Cuando revisaron los documentos secretos de su ministerio encontraron todos los planos y los documentos logísticos de su ciudad soñada en el desierto. Los interrogatorios a los soldados y obreros que habían participado en las acciones secretas dieron fruto, y el gobierno pudo reconstruir, sobrecogido por su magnitud, la obra de Klausewicz. Para aquel entonces el escándalo ya se había hecho público, y las filtraciones fueron inevitables. Pronto toda la sociedad, abochornada, supo de la gesta maldita.
Sin embargo, nadie hizo nada por rescatar a los vagabundos de su cárcel de arena. El temor a lo que preveían encontrarse, unido a una profunda vergüenza, hizo que todos, gobierno y gobernados, miraran hacia otro lado. Ni el Desierto del Este ni los vagabundos les había interesado hasta ese momento. Decidieron que eso iba a continuar así. El dirigible continuó saliendo cada semana en dirección a la ciudad de los vagabundos, durante décadas, sin que nadie preguntara. Tan solo añadieron al cargamento semanal unos rudimentarios odres de agua. La medida conseguía aliviar un poco su vergüenza.
La comunidad de vagabundos consiguió sobrevivir, contrariamente a lo que ellos mismos esperaban. Con enorme esfuerzo, lograron ampliar y canalizar el caudal de agua que salía de los pozos a través de las fuentes. Con este primer logro pudieron desarrollar, poco a poco, una agricultura primitiva, partiendo para ello de las semillas todavía presentes en los despojos vegetales que les llegaban en las sacas semanales. Construyeron refugios en las calles para guarecerse de los tornados. Lograron no caer en el caudillismo ni en la brutalidad de clanes, no sin grandes dificultades y frecuentes retrocesos, a menudo cruentos. Instituyeron, gradualmente, rudimentarias fórmulas de organización social y autogobierno; de cuidado de los enfermos y hasta de entretenimiento —el torneo de cuentos semanal les consolaba enormemente—.

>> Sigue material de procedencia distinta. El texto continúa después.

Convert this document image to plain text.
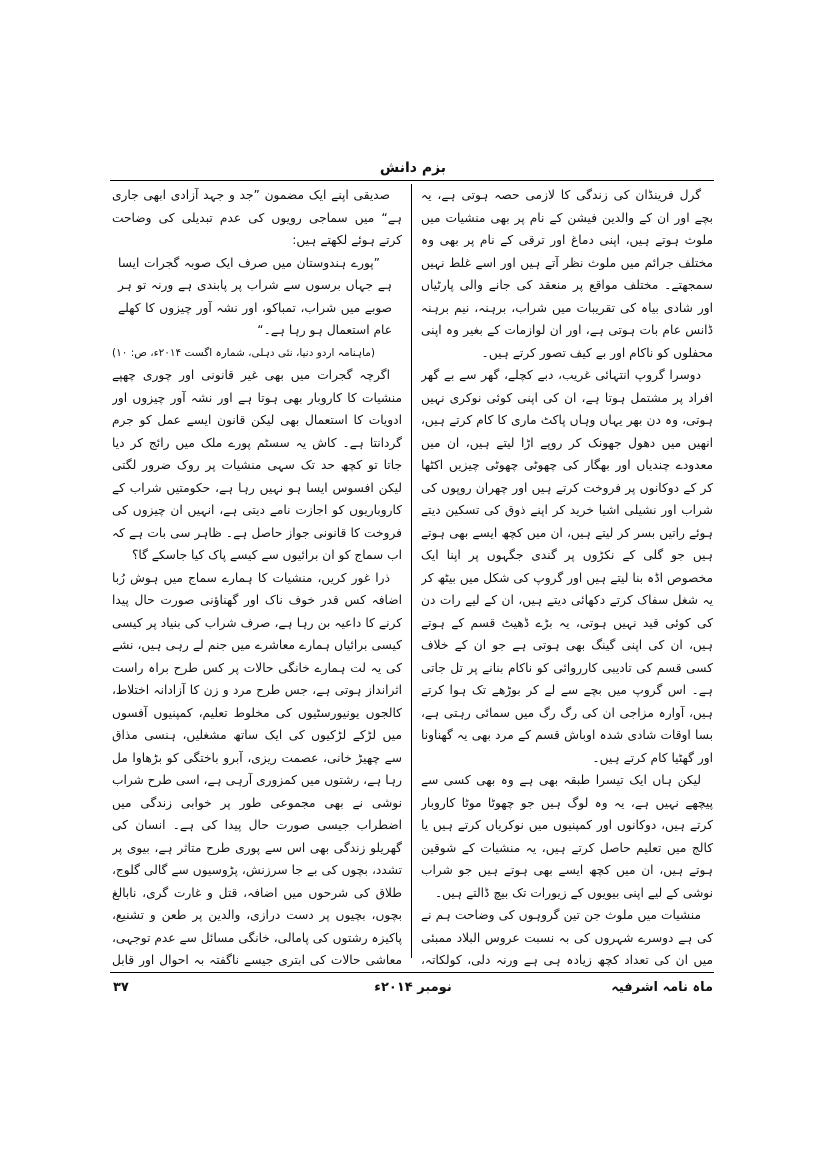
بزم دانش

گرل فرینڈان کی زندگی کا لازمی حصہ ہوتی ہے، یہ بچے اور ان کے والدین فیشن کے نام پر بھی منشیات میں ملوث ہوتے ہیں، اپنی دماغ اور ترقی کے نام پر بھی وہ مختلف جرائم میں ملوث نظر آتے ہیں اور اسے غلط نہیں سمجھتے۔ مختلف مواقع پر منعقد کی جانے والی پارٹیاں اور شادی بیاہ کی تقریبات میں شراب، برہنہ، نیم برہنہ ڈانس عام بات ہوتی ہے، اور ان لوازمات کے بغیر وہ اپنی محفلوں کو ناکام اور بے کیف تصور کرتے ہیں۔

دوسرا گروپ انتہائی غریب، دبے کچلے، گھر سے بے گھر افراد پر مشتمل ہوتا ہے، ان کی اپنی کوئی نوکری نہیں ہوتی، وہ دن بھر یہاں وہاں پاکٹ ماری کا کام کرتے ہیں، انھیں میں دھول جھونک کر روپے اڑا لیتے ہیں، ان میں معدودے چندیاں اور بھگار کی چھوٹی چھوٹی چیزیں اکٹھا کر کے دوکانوں پر فروخت کرتے ہیں اور چھران روپوں کی شراب اور نشیلی اشیا خرید کر اپنے ذوق کی تسکین دیتے ہوئے راتیں بسر کر لیتے ہیں، ان میں کچھ ایسے بھی ہوتے ہیں جو گلی کے نکڑوں پر گندی جگہوں پر اپنا ایک مخصوص اڈہ بنا لیتے ہیں اور گروپ کی شکل میں بیٹھ کر یہ شغل سفاک کرتے دکھائی دیتے ہیں، ان کے لیے رات دن کی کوئی قید نہیں ہوتی، یہ بڑے ڈھیٹ قسم کے ہوتے ہیں، ان کی اپنی گینگ بھی ہوتی ہے جو ان کے خلاف کسی قسم کی تادیبی کارروائی کو ناکام بنانے پر تل جاتی ہے۔ اس گروپ میں بچے سے لے کر بوڑھے تک ہوا کرتے ہیں، آوارہ مزاجی ان کی رگ رگ میں سمائی رہتی ہے، بسا اوقات شادی شدہ اوباش قسم کے مرد بھی یہ گھناونا اور گھٹیا کام کرتے ہیں۔

لیکن ہاں ایک تیسرا طبقہ بھی ہے وہ بھی کسی سے پیچھے نہیں ہے، یہ وہ لوگ ہیں جو چھوٹا موٹا کاروبار کرتے ہیں، دوکانوں اور کمپنیوں میں نوکریاں کرتے ہیں یا کالج میں تعلیم حاصل کرتے ہیں، یہ منشیات کے شوقین ہوتے ہیں، ان میں کچھ ایسے بھی ہوتے ہیں جو شراب نوشی کے لیے اپنی بیویوں کے زیورات تک بیچ ڈالتے ہیں۔

منشیات میں ملوث جن تین گروہوں کی وضاحت ہم نے کی ہے دوسرے شہروں کی بہ نسبت عروس البلاد ممبئی میں ان کی تعداد کچھ زیادہ ہی ہے ورنہ دلی، کولکاتہ،

صدیقی اپنے ایک مضمون ”جد و جہد آزادی ابھی جاری ہے“ میں سماجی رویوں کی عدم تبدیلی کی وضاحت کرتے ہوئے لکھتے ہیں:

”پورے ہندوستان میں صرف ایک صوبہ گجرات ایسا ہے جہاں برسوں سے شراب پر پابندی ہے ورنہ تو ہر صوبے میں شراب، تمباکو، اور نشہ آور چیزوں کا کھلے عام استعمال ہو رہا ہے۔“

(ماہنامہ اردو دنیا، نئی دہلی، شمارہ اگست ۲۰۱۴ء، ص: ۱۰)

اگرچہ گجرات میں بھی غیر قانونی اور چوری چھپے منشیات کا کاروبار بھی ہوتا ہے اور نشہ آور چیزوں اور ادویات کا استعمال بھی لیکن قانون ایسے عمل کو جرم گردانتا ہے۔ کاش یہ سسٹم پورے ملک میں رائج کر دیا جاتا تو کچھ حد تک سہی منشیات پر روک ضرور لگتی لیکن افسوس ایسا ہو نہیں رہا ہے، حکومتیں شراب کے کاروباریوں کو اجازت نامے دیتی ہے، انہیں ان چیزوں کی فروخت کا قانونی جواز حاصل ہے۔ ظاہر سی بات ہے کہ اب سماج کو ان برائیوں سے کیسے پاک کیا جاسکے گا؟

ذرا غور کریں، منشیات کا ہمارے سماج میں ہوش رُبا اضافہ کس قدر خوف ناک اور گھناؤنی صورت حال پیدا کرنے کا داعیہ بن رہا ہے، صرف شراب کی بنیاد پر کیسی کیسی برائیاں ہمارے معاشرے میں جنم لے رہی ہیں، نشے کی یہ لت ہمارے خانگی حالات پر کس طرح براہ راست اثرانداز ہوتی ہے، جس طرح مرد و زن کا آزادانہ اختلاط، کالجوں یونیورسٹیوں کی مخلوط تعلیم، کمپنیوں آفسوں میں لڑکے لڑکیوں کی ایک ساتھ مشغلیں، ہنسی مذاق سے چھیڑ خانی، عصمت ریزی، آبرو باختگی کو بڑھاوا مل رہا ہے، رشتوں میں کمزوری آرہی ہے، اسی طرح شراب نوشی نے بھی مجموعی طور پر خوابی زندگی میں اضطراب جیسی صورت حال پیدا کی ہے۔ انسان کی گھریلو زندگی بھی اس سے پوری طرح متاثر ہے، بیوی پر تشدد، بچوں کی بے جا سرزنش، پڑوسیوں سے گالی گلوج، طلاق کی شرحوں میں اضافہ، قتل و غارت گری، نابالغ بچوں، بچیوں پر دست درازی، والدین پر طعن و تشنیع، پاکیزہ رشتوں کی پامالی، خانگی مسائل سے عدم توجہی، معاشی حالات کی ابتری جیسے ناگفتہ بہ احوال اور قابل

ماہ نامہ اشرفیہ
نومبر ۲۰۱۴ء
۳۷
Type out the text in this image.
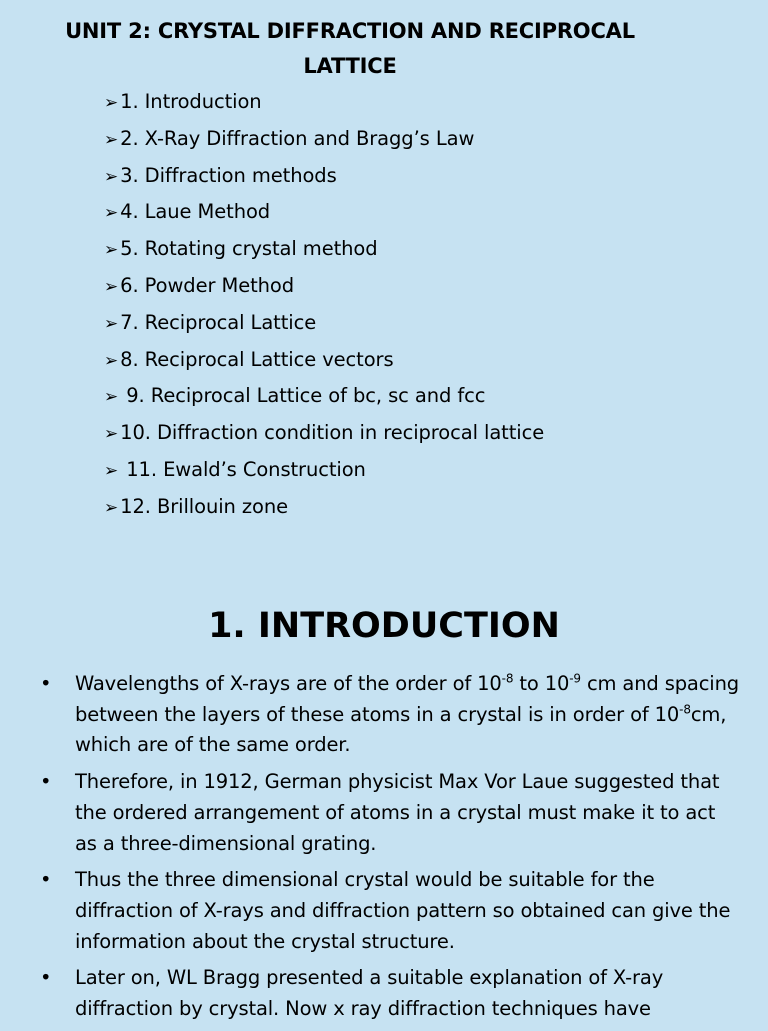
UNIT 2: CRYSTAL DIFFRACTION AND RECIPROCAL LATTICE
➢ 1. Introduction
➢ 2. X-Ray Diffraction and Bragg’s Law
➢ 3. Diffraction methods
➢ 4. Laue Method
➢ 5. Rotating crystal method
➢ 6. Powder Method
➢ 7. Reciprocal Lattice
➢ 8. Reciprocal Lattice vectors
➢ 9. Reciprocal Lattice of bc, sc and fcc
➢ 10. Diffraction condition in reciprocal lattice
➢ 11. Ewald’s Construction
➢ 12. Brillouin zone
1. INTRODUCTION
• Wavelengths of X-rays are of the order of $10^{-8}$ to $10^{-9}$ cm and spacing between the layers of these atoms in a crystal is in order of $10^{-8}cm$, which are of the same order.
• Therefore, in 1912, German physicist Max Vor Laue suggested that the ordered arrangement of atoms in a crystal must make it to act as a three-dimensional grating.
• Thus the three dimensional crystal would be suitable for the diffraction of X-rays and diffraction pattern so obtained can give the information about the crystal structure.
• Later on, WL Bragg presented a suitable explanation of X-ray diffraction by crystal. Now x ray diffraction techniques have
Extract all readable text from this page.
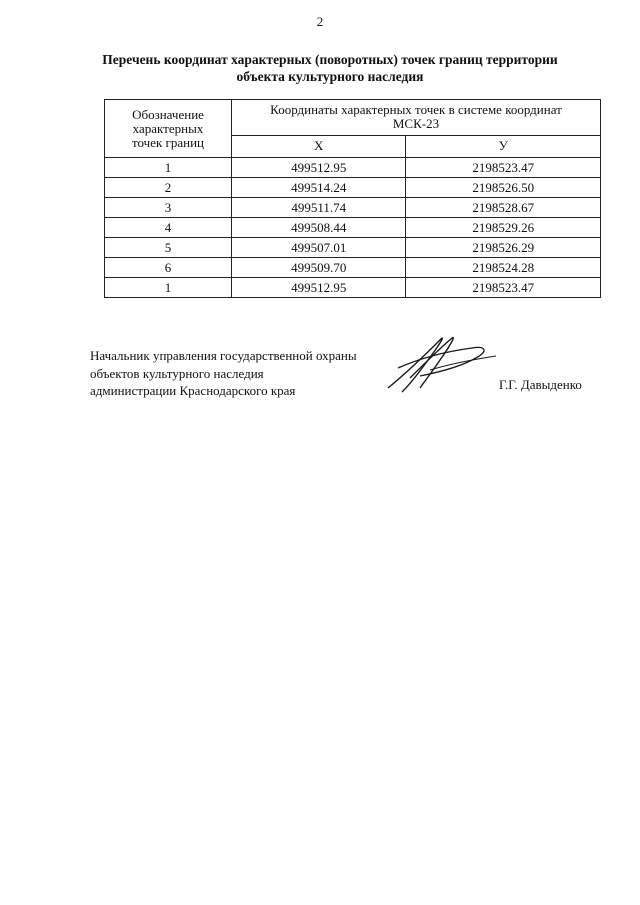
2
Перечень координат характерных (поворотных) точек границ территории
объекта культурного наследия
Обозначение
характерных
точек границ	Координаты характерных точек в системе координат
МСК-23	
	X	У
1	499512.95	2198523.47
2	499514.24	2198526.50
3	499511.74	2198528.67
4	499508.44	2198529.26
5	499507.01	2198526.29
6	499509.70	2198524.28
1	499512.95	2198523.47
Начальник управления государственной охраны
объектов культурного наследия
администрации Краснодарского края	Г.Г. Давыденко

Diez meses después de ser abandonados, nació el primer niño en la metrópolis. Fue entonces cuando algunos de sus habitantes empezaron a intuir que la decisión desquiciada que les había llevado hasta ese entorno hostil, tal vez fuera, en realidad, una segunda oportunidad para ellos. Tras unos pocos años lograron, con el sacrificio de muchos de ellos, mantener a raya y derrotar, finalmente, a la amenaza de la barbarie. No volvieron a intentar salir del desierto. Cobijaban todavía el recuerdo de su anterior vida entre asfalto y hormigón, Del rechazo y desprecio de los calderianos. Nada les esperaba allí, nada necesitaban de la sociedad que les había repudiado.
Calderia siguió así existiendo durante siglos. Albergando en su interior dos sociedades. Ninguna de ellas intentó nunca comunicarse con la otra. Una, despótica y arbitraria, prefirió guardar en las catacumbas de su propia historia la felonía cometida. La otra, por amor a su nueva libertad, decidió buscar, en su propio seno, la compasión y la solidaridad tantas veces negada a sis integrantes en anteriores existencias. Como un diamante enterrado en la arena.